Just days before the interview, The Daily Signal reported Jan. 23 that the agency wasn’t responding to questions about the Biden documents. Its reply: “Thank you for reaching out, the National Archives has no comment.” 

By contrast, NARA issued 10 separate statements from January to December 2022 about disputed documents kept at Trump’s Mar-a-Lago estate in Florida. 

Some of the contents of the interview with the National Archives’ Stern were included in a letter from committee Chairman James Comer, R-Ky., to new White House chief of staff Jeff Zients. 

A White House spokesperson told CBS News on Tuesday that the White House didn’t order the National Archives not to release a statement on the classified documents found at the Penn Biden Center. 

When news reports first surfaced Jan. 9 about the discovery of those classified documents, Stern said during the interview, the National Archives had prepared a public statement for the press. 

According to a transcript of the interview, counsel for the House committee asked Stern: “Did you draft a statement in response to that CBS report?” 

Stern replied: “NARA did draft a statement.” 

“Did it go public?” the committee lawyer asked.

“No,” Stern replied.

But when asked, the general counsel for the National Archives  didn’t say who prevented the statement from being issued to the public  and referred to Justice Department guidance.

“According to the DOJ guidance, I’m not supposed to talk about the, you know, content of our communications with other parties,” Stern said during the interview.

The committee’s Republican staff lawyer noted this was a stark contrast to the NARA’s public statement immediately after news broke Feb. 7, 2022, that classified documents had been discovered at Trump’s Florida home.  

“So I just want to be clear.
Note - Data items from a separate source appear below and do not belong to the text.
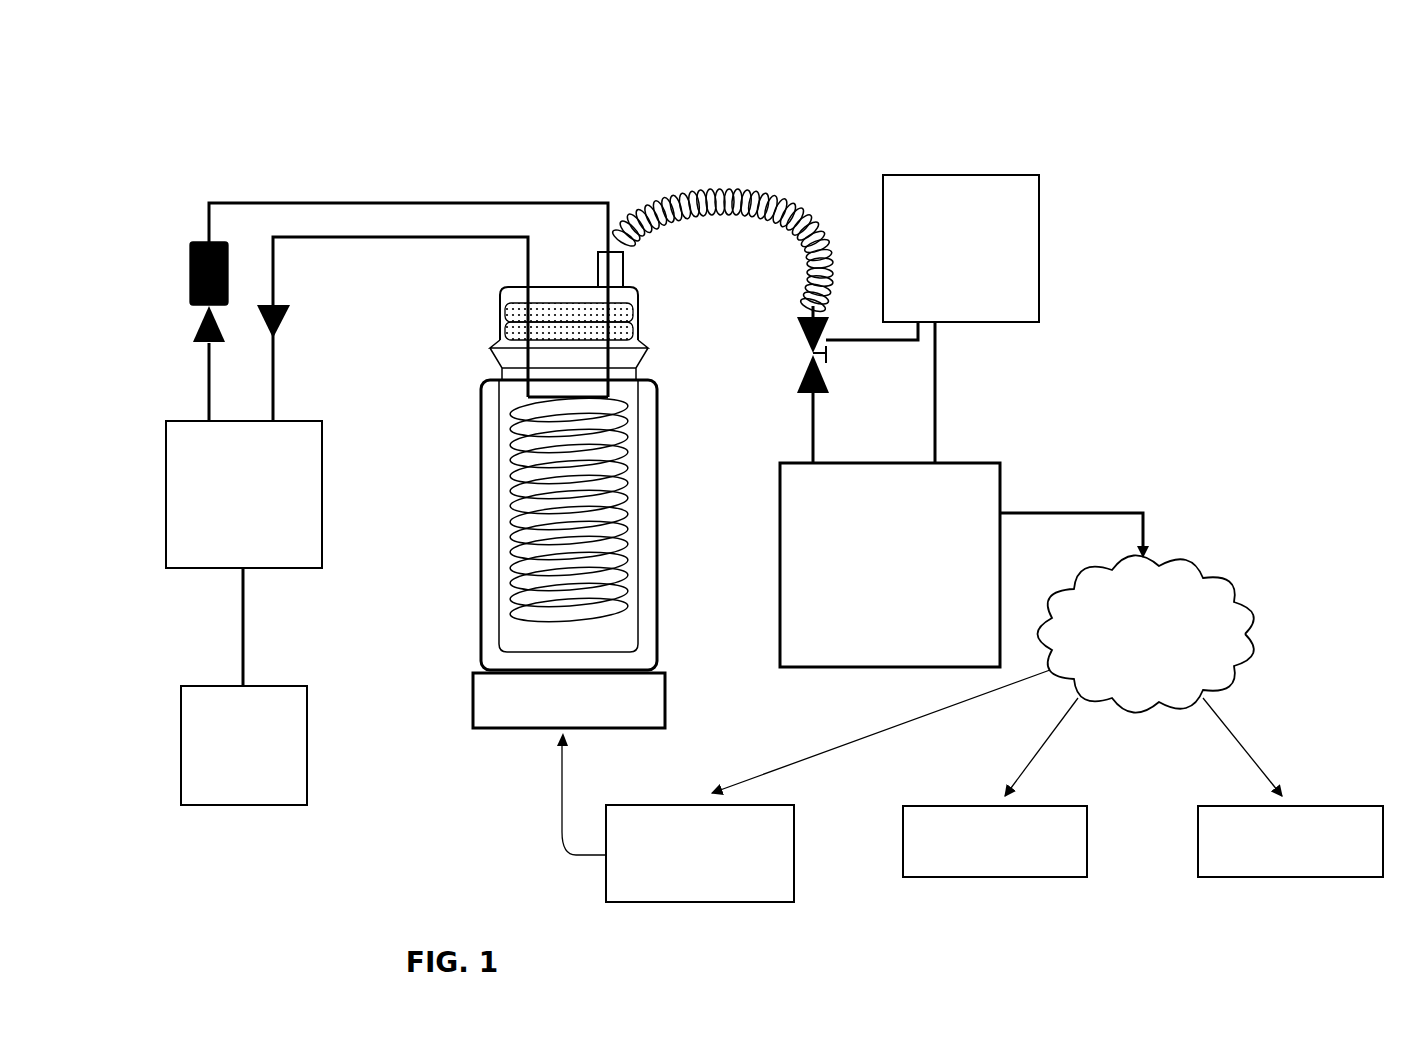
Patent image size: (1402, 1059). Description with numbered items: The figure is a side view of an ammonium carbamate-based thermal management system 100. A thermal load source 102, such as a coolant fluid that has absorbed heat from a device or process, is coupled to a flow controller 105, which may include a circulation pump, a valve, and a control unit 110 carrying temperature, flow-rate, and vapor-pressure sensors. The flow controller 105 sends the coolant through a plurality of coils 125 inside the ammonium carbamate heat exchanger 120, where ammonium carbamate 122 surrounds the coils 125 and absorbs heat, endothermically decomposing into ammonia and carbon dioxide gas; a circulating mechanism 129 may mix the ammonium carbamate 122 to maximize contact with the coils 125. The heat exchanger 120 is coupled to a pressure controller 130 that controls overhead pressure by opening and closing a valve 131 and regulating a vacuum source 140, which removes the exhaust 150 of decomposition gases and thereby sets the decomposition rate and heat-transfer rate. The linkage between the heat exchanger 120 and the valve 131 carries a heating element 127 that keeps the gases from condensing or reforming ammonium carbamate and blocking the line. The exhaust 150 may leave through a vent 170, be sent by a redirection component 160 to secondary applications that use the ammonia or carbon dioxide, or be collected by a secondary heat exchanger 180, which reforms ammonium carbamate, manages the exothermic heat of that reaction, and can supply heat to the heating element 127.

The thermal management system 100 is at (568, 128).
The thermal load source 102 is at (253, 805).
The flow controller 105 is at (322, 493).
The control unit 110 is at (190, 292).
The ammonium carbamate heat exchanger 120 is at (468, 560).
The ammonium carbamate 122 is at (617, 633).
The coils 125 is at (612, 456).
The heating element 127 is at (733, 190).
The circulating mechanism 129 is at (530, 735).
The pressure controller 130 is at (978, 175).
The valve 131 is at (797, 366).
The vacuum source 140 is at (970, 463).
The exhaust 150 is at (1200, 558).
The redirection component 160 is at (1235, 877).
The vent 170 is at (997, 877).
The secondary heat exchanger 180 is at (693, 902).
You published, being National Archives, a statement regarding President Trump’s alleged possession of these materials at Mar-a-Lago the same day that The Washington Post story breaks, correct? Is that right?” the committee counsel asked.  
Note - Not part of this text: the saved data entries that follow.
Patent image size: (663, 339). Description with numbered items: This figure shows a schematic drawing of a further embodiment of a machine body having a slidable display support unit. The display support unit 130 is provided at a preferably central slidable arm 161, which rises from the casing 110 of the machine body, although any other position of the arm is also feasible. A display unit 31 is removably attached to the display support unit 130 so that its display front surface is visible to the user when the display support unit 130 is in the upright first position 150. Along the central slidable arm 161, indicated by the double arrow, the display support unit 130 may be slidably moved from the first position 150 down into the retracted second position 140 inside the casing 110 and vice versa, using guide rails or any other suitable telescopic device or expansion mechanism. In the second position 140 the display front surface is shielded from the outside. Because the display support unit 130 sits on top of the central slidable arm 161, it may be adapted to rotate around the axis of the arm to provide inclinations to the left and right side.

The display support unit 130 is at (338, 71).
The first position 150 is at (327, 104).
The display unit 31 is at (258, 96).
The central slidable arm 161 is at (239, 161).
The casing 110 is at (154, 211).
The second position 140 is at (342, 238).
Stern replied: “We did, yes.” He later added: “I helped draft it, yes.”

“But then, on Jan. 9 of 2023,” the committee lawyer asked, “when the story breaks with CBS that President Biden has materials that are classified and subject to the Presidential Records Act, the National Archives actually drafted a press statement that has never made it to light?” 

Stern replied: “Yes.”

According to excerpts of the interview released separately by Rep. Jamie Raskin, D-Md., the committee’s ranking member, Democrats’ staff lawyer asked Stern: “When you released a statement in February of 2022, there had been not—DOJ had not been involved at all in the collection of the Trump documents?”
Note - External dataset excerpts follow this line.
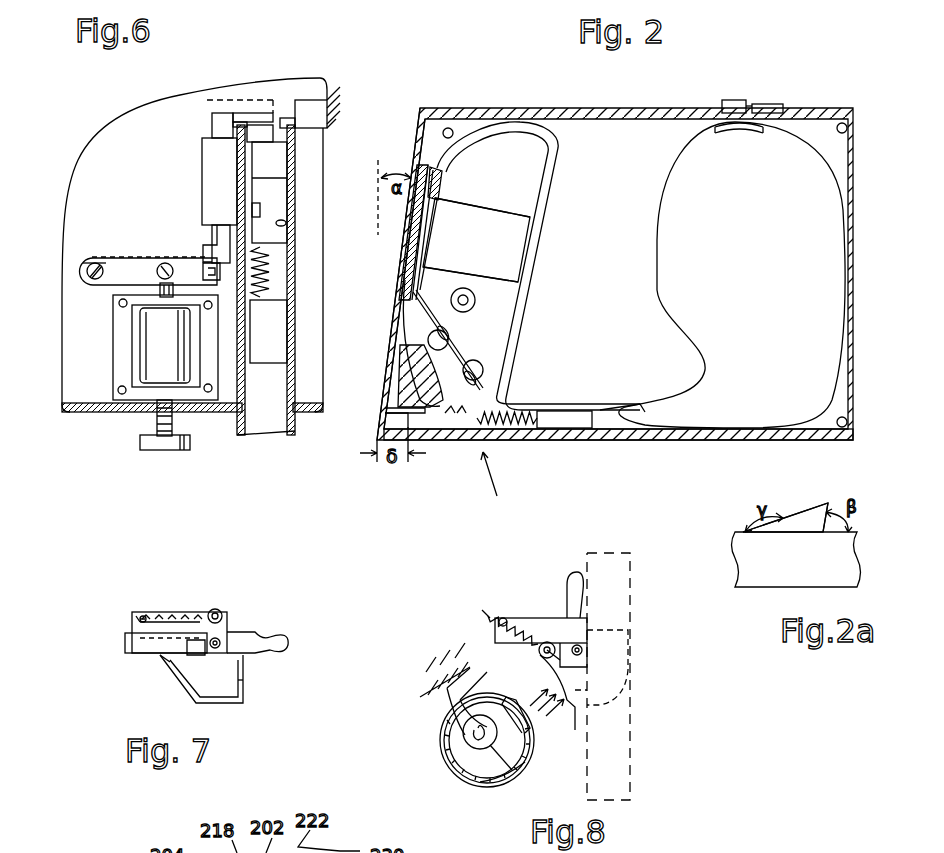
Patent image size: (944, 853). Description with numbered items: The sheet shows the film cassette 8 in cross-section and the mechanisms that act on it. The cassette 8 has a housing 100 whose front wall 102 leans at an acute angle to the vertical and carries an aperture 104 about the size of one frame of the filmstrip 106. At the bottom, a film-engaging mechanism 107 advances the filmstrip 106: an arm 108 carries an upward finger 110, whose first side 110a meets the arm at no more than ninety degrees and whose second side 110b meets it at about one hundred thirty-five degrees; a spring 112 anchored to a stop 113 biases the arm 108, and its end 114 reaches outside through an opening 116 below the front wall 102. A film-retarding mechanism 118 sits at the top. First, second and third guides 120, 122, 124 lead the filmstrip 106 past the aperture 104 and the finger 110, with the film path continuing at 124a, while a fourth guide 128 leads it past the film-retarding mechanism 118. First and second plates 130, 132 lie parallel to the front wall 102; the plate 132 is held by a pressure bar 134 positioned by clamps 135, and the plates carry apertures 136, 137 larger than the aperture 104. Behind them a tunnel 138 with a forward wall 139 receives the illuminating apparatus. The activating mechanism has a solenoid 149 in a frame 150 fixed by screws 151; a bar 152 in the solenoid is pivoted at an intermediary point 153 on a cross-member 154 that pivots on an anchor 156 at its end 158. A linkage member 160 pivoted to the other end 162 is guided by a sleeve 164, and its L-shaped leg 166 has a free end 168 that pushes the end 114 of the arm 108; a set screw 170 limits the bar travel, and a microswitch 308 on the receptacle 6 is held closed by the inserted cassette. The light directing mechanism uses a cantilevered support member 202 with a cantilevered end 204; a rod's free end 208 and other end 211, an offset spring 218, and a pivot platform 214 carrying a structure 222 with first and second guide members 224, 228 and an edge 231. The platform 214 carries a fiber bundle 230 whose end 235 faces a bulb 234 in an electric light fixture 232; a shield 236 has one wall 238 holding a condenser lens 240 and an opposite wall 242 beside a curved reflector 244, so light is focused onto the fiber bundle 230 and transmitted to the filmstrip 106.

In FIG. 6, the receptacle 6 is at (236, 124).
In FIG. 6, the cassette 8 is at (284, 224).
In FIG. 2, the housing 100 is at (485, 112).
In FIG. 2, the front wall 102 is at (423, 130).
In FIG. 2, the aperture 104 is at (409, 228).
In FIG. 2, the filmstrip 106 is at (700, 389).
In FIG. 2, the film-engaging mechanism 107 is at (502, 480).
In FIG. 6, the arm 108 is at (323, 260).
In FIG. 2, the arm 108 is at (461, 441).
In FIG. 2a, the arm 108 is at (765, 579).
In FIG. 2, the finger 110 is at (452, 413).
In FIG. 2a, the finger 110 is at (796, 527).
In FIG. 2a, the first side 110a is at (829, 530).
In FIG. 2a, the second side 110b is at (800, 523).
In FIG. 6, the spring 112 is at (272, 267).
In FIG. 2, the spring 112 is at (520, 426).
In FIG. 6, the stop 113 is at (275, 328).
In FIG. 2, the stop 113 is at (568, 428).
In FIG. 2, the end 114 is at (384, 428).
In FIG. 2, the opening 116 is at (387, 410).
In FIG. 2, the film-retarding mechanism 118 is at (771, 98).
In FIG. 2, the first guide 120 is at (395, 381).
In FIG. 2, the second guide 122 is at (408, 360).
In FIG. 2, the third guide 124 is at (549, 213).
In FIG. 2, the loop end 124a is at (602, 411).
In FIG. 2, the fourth guide 128 is at (716, 134).
In FIG. 2, the first plate 130 is at (423, 176).
In FIG. 2, the second plate 132 is at (443, 178).
In FIG. 2, the pressure bar 134 is at (451, 298).
In FIG. 2, the clamps 135 is at (449, 339).
In FIG. 2, the aperture 136 is at (414, 243).
In FIG. 2, the aperture 137 is at (426, 259).
In FIG. 2, the tunnel 138 is at (518, 241).
In FIG. 2, the forward wall 139 is at (441, 226).
In FIG. 6, the solenoid 149 is at (147, 353).
In FIG. 6, the frame 150 is at (122, 318).
In FIG. 6, the screws 151 is at (146, 311).
In FIG. 6, the bar 152 is at (160, 290).
In FIG. 6, the intermediary point 153 is at (158, 266).
In FIG. 6, the cross-member 154 is at (118, 265).
In FIG. 6, the anchor 156 is at (88, 272).
In FIG. 6, the end 158 is at (84, 263).
In FIG. 6, the linkage member 160 is at (217, 237).
In FIG. 6, the end 162 is at (205, 268).
In FIG. 6, the sleeve 164 is at (217, 177).
In FIG. 6, the L-shaped leg 166 is at (232, 118).
In FIG. 6, the free end 168 is at (278, 112).
In FIG. 6, the set screw 170 is at (150, 446).
In FIG. 6, the push-button microswitch 308 is at (288, 118).
In FIG. 7, the cantilevered support member 202 is at (183, 612).
In FIG. 8, the cantilevered support member 202 is at (545, 625).
In FIG. 7, the cantilevered end 204 is at (134, 614).
In FIG. 8, the free end 208 is at (484, 612).
In FIG. 7, the other end 211 is at (205, 610).
In FIG. 7, the pivot platform 214 is at (160, 660).
In FIG. 7, the offset spring 218 is at (153, 612).
In FIG. 7, the structure 222 is at (232, 628).
In FIG. 8, the structure 222 is at (577, 650).
In FIG. 7, the first guide member 224 is at (283, 640).
In FIG. 7, the second guide member 228 is at (135, 647).
In FIG. 7, the fiber bundle 230 is at (196, 678).
In FIG. 8, the fiber bundle 230 is at (552, 668).
In FIG. 7, the edge 231 is at (243, 682).
In FIG. 8, the electric light fixture 232 is at (455, 690).
In FIG. 8, the light bulb 234 is at (530, 775).
In FIG. 8, the end 235 is at (552, 683).
In FIG. 8, the shield 236 is at (455, 785).
In FIG. 8, the wall 238 is at (515, 766).
In FIG. 8, the condenser lens 240 is at (533, 722).
In FIG. 8, the opposite wall 242 is at (446, 752).
In FIG. 8, the curved reflector 244 is at (448, 742).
“Well, it hadn’t been referred to them by OIG,” Stern replied, referring to the National Archives’ Office of Inspector General.

Democrats’ counsel followed up by noting that the National Archives itself  “states in no uncertain terms that it’s the policy of the National Archives not to comment on potential or ongoing investigations—”

Stern: “Correct.”

 “So releasing a press statement in that moment would violate the NARA policy … ?”

Stern: “I mean, potentially, yes.”

The classified information discovered at the Penn Biden Center, a think tank associated with the University of Pennsylvania, date back to Biden’s time as a U.S. senator representing Delaware from 1973 to to 2009.

More classified documents were discovered later at Biden’s residences in Delaware. The FBI also searched for classified documents at the University of Delaware and a private law office in Boston

In the interview, Stern said Biden is “free to release” all communications from his lawyers and National Archives to the public, if he so chooses. 

The committee’s Republican counsel then asked: “But there’s nothing preventing the president of the United States from releasing the emails from his representatives and his attorneys to the National Archives for the public to view. In other words, the National Archives isn’t preventing President Biden from releasing those documents, correct? 

“That is correct,” Stern replied, adding:

And that’s the same with President Trump and his representatives. They are free to release, you know, the communications they receive from us. We treat them as—we treat them as confidential, but the recipients, you know, can act independently if they want to.